After all the effort of getting “Local” allocation to work, I wanted to know if it was actually faster, so I just tried a simple benchmark:
#[divan::bench(args = [1, 5, 10, 100, 1000, 10000])]
fn allocate_stdbox(bencher: divan::Bencher, size: usize) {
bencher.counter(size).bench_local(|| {
let mut v = Vec::new();
for _i in 0..200 {
v.push( Box::new(99) );
}
})
}
#[divan::bench(args = [1, 5, 10, 100, 1000, 10000])]
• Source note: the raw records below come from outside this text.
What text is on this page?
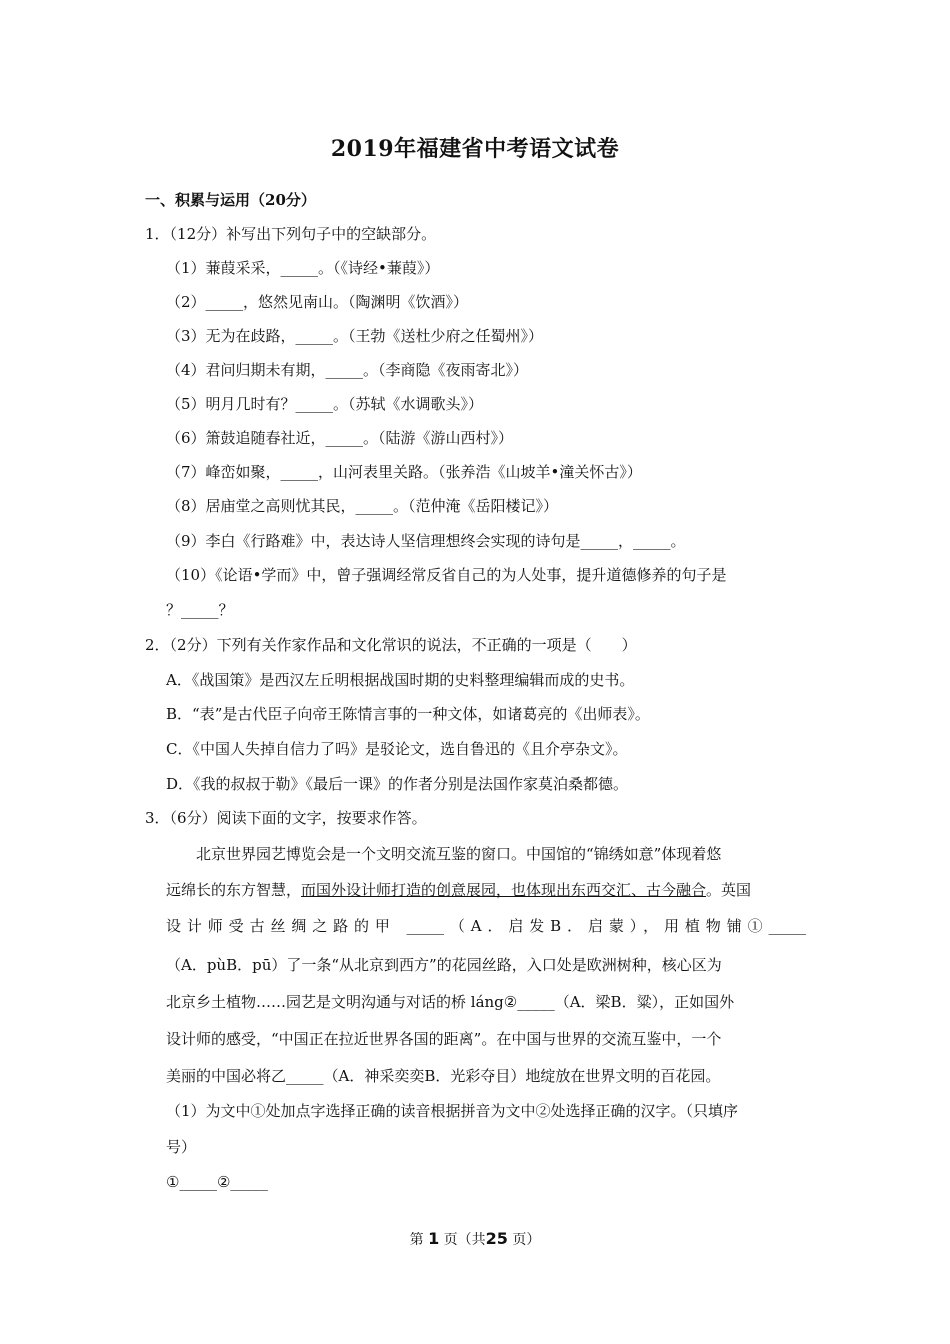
2019年福建省中考语文试卷
一、积累与运用（20分）
1．（12分）补写出下列句子中的空缺部分。
（1）蒹葭采采，_____。（《诗经•蒹葭》）
（2）_____，悠然见南山。（陶渊明《饮酒》）
（3）无为在歧路，_____。（王勃《送杜少府之任蜀州》）
（4）君问归期未有期，_____。（李商隐《夜雨寄北》）
（5）明月几时有？_____。（苏轼《水调歌头》）
（6）箫鼓追随春社近，_____。（陆游《游山西村》）
（7）峰峦如聚，_____，山河表里关路。（张养浩《山坡羊•潼关怀古》）
（8）居庙堂之高则忧其民，_____。（范仲淹《岳阳楼记》）
（9）李白《行路难》中，表达诗人坚信理想终会实现的诗句是_____，_____。
（10）《论语•学而》中，曾子强调经常反省自己的为人处事，提升道德修养的句子是
？_____？
2．（2分）下列有关作家作品和文化常识的说法，不正确的一项是（　　）
A．《战国策》是西汉左丘明根据战国时期的史料整理编辑而成的史书。
B．“表”是古代臣子向帝王陈情言事的一种文体，如诸葛亮的《出师表》。
C．《中国人失掉自信力了吗》是驳论文，选自鲁迅的《且介亭杂文》。
D．《我的叔叔于勒》《最后一课》的作者分别是法国作家莫泊桑都德。
3．（6分）阅读下面的文字，按要求作答。
北京世界园艺博览会是一个文明交流互鉴的窗口。中国馆的“锦绣如意”体现着悠
远绵长的东方智慧，而国外设计师打造的创意展园，也体现出东西交汇、古今融合。英国
设计师受古丝绸之路的甲 _____（A．启发B．启蒙），用植物铺①_____
（A．pùB．pū）了一条“从北京到西方”的花园丝路，入口处是欧洲树种，核心区为
北京乡土植物……园艺是文明沟通与对话的桥 láng②_____（A．梁B．粱），正如国外
设计师的感受，“中国正在拉近世界各国的距离”。在中国与世界的交流互鉴中，一个
美丽的中国必将乙_____（A．神采奕奕B．光彩夺目）地绽放在世界文明的百花园。
（1）为文中①处加点字选择正确的读音根据拼音为文中②处选择正确的汉字。（只填序
号）
①_____②_____
第 1 页（共25 页）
fn allocate_lbox(bencher: divan::Bencher, size: usize) {
use rustdb::alloc::{Local,lvec,lbox};
Local::enable_bump();
bencher.counter(size).bench_local(|| {
let mut v = lvec();
for _i in 0..200 {
v.push( lbox(99) );
}
})
}
fn main() {
// Run registered benchmarks.
divan::main();
}
Results:
Timer precision: 50 ns
example fastest │ slowest │ median │ mean │ samples │ iters
├─ allocate_lbox │ │ │ │ │
│ ├─ 1 3.089 µs │ 9.034 µs │ 3.119 µs │ 3.31 µs │ 100 │ 100
│ │ 323.7 Kitem/s │ 110.6 Kitem/s │ 320.5 Kitem/s │ 302 Kitem/s │ │
│ ├─ 5 3.086 µs │ 6.233 µs │ 3.396 µs │ 3.383 µs │ 100 │ 200
│ │ 1.62 Mitem/s │ 802.1 Kitem/s │ 1.471 Mitem/s │ 1.477 Mitem/s │ │
│ ├─ 10 3.31 µs │ 9.734 µs │ 3.426 µs │ 3.533 µs │ 100 │ 200
│ │ 3.02 Mitem/s │ 1.027 Mitem/s │ 2.918 Mitem/s │ 2.829 Mitem/s │ │
│ ├─ 100 3.388 µs │ 7.259 µs │ 3.509 µs │ 3.573 µs │ 100 │ 200
│ │ 29.5 Mitem/s │ 13.77 Mitem/s │ 28.49 Mitem/s │ 27.98 Mitem/s │ │
│ ├─ 1000 3.38 µs │ 9.669 µs │ 3.512 µs │ 3.576 µs │ 100 │ 200
│ │ 295.7 Mitem/s │ 103.4 Mitem/s │ 284.6 Mitem/s │ 279.6 Mitem/s │ │
│ ╰─ 10000 3.393 µs │ 5.566 µs │ 3.628 µs │ 3.608 µs │ 100 │ 200
│ 2.946 Gitem/s │ 1.796 Gitem/s │ 2.756 Gitem/s │ 2.771 Gitem/s │ │
╰─ allocate_stdbox │ │ │ │ │
├─ 1 3.961 µs │ 32.57 µs │ 3.984 µs │ 5.503 µs │ 100 │ 100
│ 252.4 Kitem/s │ 30.7 Kitem/s │ 250.9 Kitem/s │ 181.7 Kitem/s │ │
├─ 5 4.088 µs │ 11.04 µs │ 4.301 µs │ 5.936 µs │ 100 │ 200
│ 1.223 Mitem/s │ 452.4 Kitem/s │ 1.162 Mitem/s │ 842.3 Kitem/s │ │
├─ 10 4.092 µs │ 15.92 µs │ 7.909 µs │ 6.443 µs │ 100 │ 100
│ 2.443 Mitem/s │ 628.1 Kitem/s │ 1.264 Mitem/s │ 1.551 Mitem/s │ │
├─ 100 4.216 µs │ 23.12 µs │ 7.323 µs │ 6.46 µs │ 100 │ 100
│ 23.71 Mitem/s │ 4.323 Mitem/s │ 13.65 Mitem/s │ 15.47 Mitem/s │ │
├─ 1000 4.214 µs │ 9.987 µs │ 7.262 µs │ 6.241 µs │ 100 │ 100
│ 237.2 Mitem/s │ 100.1 Mitem/s │ 137.6 Mitem/s │ 160.2 Mitem/s │ │
╰─ 10000 4.212 µs │ 10.73 µs │ 8.05 µs │ 6.431 µs │ 100 │ 100
2.374 Gitem/s │ 931.5 Mitem/s │ 1.242 Gitem/s │ 1.554 Gitem/s │ │
So on this allocation-intensive test, it was nearly twice as fast on average. I have to say I am quite dubious whether this is really worthwhile, but it has still been an interesting exercise.